Almiron mendapat kartu merah karena menutup mulut saat berbicara ketika bertanding melawan Turki dalam laga Grup D Piala Dunia 2026, Sabtu (20/6/2026).
Meski main dengan 10 pemain, Paraguay tetap tampil tangguh dan meraih kemenangan 1–0 atas Turki, sekaligus memastikan tempat mereka di babak berikutnya dan mengakhiri kiprah Turki di turnamen ini.
Tim asal Amerika Selatan itu unggul cepat saat pertandingan baru berjalan 65 detik melalui aksi Matias Galarza; tembakan jarak jauhnya menjadi gol tercepat dalam turnamen ini dan pada akhirnya menjadi penentu kemenangan.
Kartu merah itu keluar pada masa tambahan waktu babak pertama menyusul perselisihan antara Almiron dan bek Turki, Mert Muldur, setelah sebuah perebutan bola di dekat garis tengah lapangan.
Almiron menutupi mulutnya saat terlibat adu mulut dengan Muldur, tindakan yang memicu protes dari bek tersebut kepada wasit asal El Salvador, Ivan Barton.

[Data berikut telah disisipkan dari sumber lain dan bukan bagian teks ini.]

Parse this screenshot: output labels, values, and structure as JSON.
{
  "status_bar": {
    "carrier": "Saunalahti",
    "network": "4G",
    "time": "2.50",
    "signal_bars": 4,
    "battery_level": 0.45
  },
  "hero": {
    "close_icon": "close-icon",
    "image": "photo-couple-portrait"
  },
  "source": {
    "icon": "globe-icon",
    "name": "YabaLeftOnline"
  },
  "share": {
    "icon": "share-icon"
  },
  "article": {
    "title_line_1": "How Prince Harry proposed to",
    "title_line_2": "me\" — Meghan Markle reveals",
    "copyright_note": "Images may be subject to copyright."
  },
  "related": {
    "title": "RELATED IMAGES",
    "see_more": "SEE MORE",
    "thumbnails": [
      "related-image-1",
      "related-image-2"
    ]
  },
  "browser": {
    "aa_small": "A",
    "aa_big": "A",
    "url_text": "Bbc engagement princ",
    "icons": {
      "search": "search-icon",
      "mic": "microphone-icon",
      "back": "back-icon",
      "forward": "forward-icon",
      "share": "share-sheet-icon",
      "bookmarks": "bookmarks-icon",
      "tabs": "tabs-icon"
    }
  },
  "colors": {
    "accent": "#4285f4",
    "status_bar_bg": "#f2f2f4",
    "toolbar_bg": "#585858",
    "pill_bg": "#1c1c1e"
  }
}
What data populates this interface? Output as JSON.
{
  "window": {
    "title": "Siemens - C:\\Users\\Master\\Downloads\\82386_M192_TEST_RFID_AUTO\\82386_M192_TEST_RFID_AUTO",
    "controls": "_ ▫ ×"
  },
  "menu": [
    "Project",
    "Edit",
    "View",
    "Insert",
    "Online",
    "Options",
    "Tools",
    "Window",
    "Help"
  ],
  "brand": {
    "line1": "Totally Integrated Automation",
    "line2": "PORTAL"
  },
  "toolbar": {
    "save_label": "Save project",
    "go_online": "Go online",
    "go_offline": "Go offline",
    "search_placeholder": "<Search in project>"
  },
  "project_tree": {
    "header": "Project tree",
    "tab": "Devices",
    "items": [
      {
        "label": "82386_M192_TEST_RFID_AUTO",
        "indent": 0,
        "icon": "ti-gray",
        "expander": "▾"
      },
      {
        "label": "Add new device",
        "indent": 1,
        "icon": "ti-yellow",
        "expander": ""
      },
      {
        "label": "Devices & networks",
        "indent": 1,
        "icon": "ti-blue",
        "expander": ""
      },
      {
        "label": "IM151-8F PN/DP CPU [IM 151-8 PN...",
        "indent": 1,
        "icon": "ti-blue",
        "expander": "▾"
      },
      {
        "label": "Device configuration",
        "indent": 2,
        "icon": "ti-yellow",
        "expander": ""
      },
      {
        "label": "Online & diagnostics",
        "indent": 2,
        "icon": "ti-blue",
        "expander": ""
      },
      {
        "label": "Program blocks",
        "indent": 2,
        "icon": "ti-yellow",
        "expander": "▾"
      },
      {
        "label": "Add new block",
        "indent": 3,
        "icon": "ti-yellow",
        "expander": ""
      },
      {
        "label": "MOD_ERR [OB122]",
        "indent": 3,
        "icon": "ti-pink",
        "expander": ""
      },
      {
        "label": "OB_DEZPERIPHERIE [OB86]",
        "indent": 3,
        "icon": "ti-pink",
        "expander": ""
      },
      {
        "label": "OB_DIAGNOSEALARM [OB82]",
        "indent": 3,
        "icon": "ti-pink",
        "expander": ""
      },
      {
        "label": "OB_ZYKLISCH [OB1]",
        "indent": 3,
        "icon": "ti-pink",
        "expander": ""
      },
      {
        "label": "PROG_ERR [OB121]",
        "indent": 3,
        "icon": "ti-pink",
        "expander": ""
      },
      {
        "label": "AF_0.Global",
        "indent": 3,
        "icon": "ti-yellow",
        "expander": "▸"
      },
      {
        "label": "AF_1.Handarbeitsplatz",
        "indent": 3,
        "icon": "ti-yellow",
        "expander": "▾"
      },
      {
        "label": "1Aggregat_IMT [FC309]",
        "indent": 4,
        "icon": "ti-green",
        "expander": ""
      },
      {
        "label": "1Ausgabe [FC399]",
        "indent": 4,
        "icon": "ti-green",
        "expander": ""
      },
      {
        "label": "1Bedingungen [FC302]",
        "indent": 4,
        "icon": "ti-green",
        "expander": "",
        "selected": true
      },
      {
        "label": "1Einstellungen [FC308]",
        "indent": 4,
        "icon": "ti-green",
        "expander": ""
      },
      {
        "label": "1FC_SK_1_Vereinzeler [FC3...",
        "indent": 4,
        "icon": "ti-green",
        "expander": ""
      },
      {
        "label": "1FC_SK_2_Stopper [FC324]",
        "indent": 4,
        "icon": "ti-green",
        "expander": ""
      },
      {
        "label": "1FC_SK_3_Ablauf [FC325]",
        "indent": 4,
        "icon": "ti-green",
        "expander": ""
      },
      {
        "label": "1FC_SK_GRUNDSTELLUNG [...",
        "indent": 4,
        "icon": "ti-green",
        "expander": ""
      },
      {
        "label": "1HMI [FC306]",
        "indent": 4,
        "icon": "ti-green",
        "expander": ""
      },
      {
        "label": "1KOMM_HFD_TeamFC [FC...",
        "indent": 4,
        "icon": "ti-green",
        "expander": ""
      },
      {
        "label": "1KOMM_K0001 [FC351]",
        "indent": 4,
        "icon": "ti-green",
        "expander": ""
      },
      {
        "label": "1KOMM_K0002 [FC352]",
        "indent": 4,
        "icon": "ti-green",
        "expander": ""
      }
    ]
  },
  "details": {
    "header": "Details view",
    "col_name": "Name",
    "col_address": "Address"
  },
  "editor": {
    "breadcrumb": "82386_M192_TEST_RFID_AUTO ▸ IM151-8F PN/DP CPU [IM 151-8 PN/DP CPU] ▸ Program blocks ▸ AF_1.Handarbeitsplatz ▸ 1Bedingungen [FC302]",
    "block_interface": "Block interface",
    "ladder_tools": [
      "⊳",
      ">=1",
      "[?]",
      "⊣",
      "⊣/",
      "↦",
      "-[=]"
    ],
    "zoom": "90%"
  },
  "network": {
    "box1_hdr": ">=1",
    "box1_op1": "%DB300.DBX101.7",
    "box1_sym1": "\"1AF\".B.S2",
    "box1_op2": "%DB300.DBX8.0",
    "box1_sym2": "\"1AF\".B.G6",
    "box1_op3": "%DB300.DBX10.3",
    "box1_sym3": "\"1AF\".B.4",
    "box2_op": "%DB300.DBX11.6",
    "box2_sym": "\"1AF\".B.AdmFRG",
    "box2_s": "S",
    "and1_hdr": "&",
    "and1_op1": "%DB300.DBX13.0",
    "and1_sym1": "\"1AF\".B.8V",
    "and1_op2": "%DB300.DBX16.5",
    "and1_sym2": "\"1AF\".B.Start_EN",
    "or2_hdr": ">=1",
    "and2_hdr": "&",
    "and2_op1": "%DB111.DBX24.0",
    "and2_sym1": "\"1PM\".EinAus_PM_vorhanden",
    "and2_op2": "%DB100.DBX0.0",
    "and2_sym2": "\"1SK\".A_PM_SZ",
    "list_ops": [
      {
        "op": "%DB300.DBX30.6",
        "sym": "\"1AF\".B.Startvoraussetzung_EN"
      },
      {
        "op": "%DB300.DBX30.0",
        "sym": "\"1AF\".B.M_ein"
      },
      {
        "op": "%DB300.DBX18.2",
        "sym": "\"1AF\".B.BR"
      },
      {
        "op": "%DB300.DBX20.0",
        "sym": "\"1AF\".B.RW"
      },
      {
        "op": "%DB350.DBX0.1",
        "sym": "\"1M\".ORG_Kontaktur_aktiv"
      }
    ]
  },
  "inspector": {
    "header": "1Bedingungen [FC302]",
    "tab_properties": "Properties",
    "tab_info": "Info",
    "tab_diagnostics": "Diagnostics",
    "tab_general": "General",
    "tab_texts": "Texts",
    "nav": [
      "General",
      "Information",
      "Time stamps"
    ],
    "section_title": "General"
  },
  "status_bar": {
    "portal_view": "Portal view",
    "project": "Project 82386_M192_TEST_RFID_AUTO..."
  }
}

Setelah meninjau tayangan ulang di monitor tepi lapangan, Barton mengeluarkan kartu merah langsung, sehingga Paraguay harus melanjutkan pertandingan dengan 10 pemain.
Keputusan tersebut didasarkan pada aturan baru yang diperkenalkan oleh International Football Association Board (IFAB), yang mengizinkan wasit untuk mengusir pemain yang menutupi mulut mereka saat terjadi konfrontasi.
Aturan ini diberlakukan menyusul insiden kontroversial yang melibatkan pemain Benfica, Gianluca Prestianni, dan bintang Real Madrid, Vinicius Junior, pada Liga Champions UEFA musim 2025–26, dengan tujuan mencegah penyembunyian ucapan yang bersifat menghina atau rasis.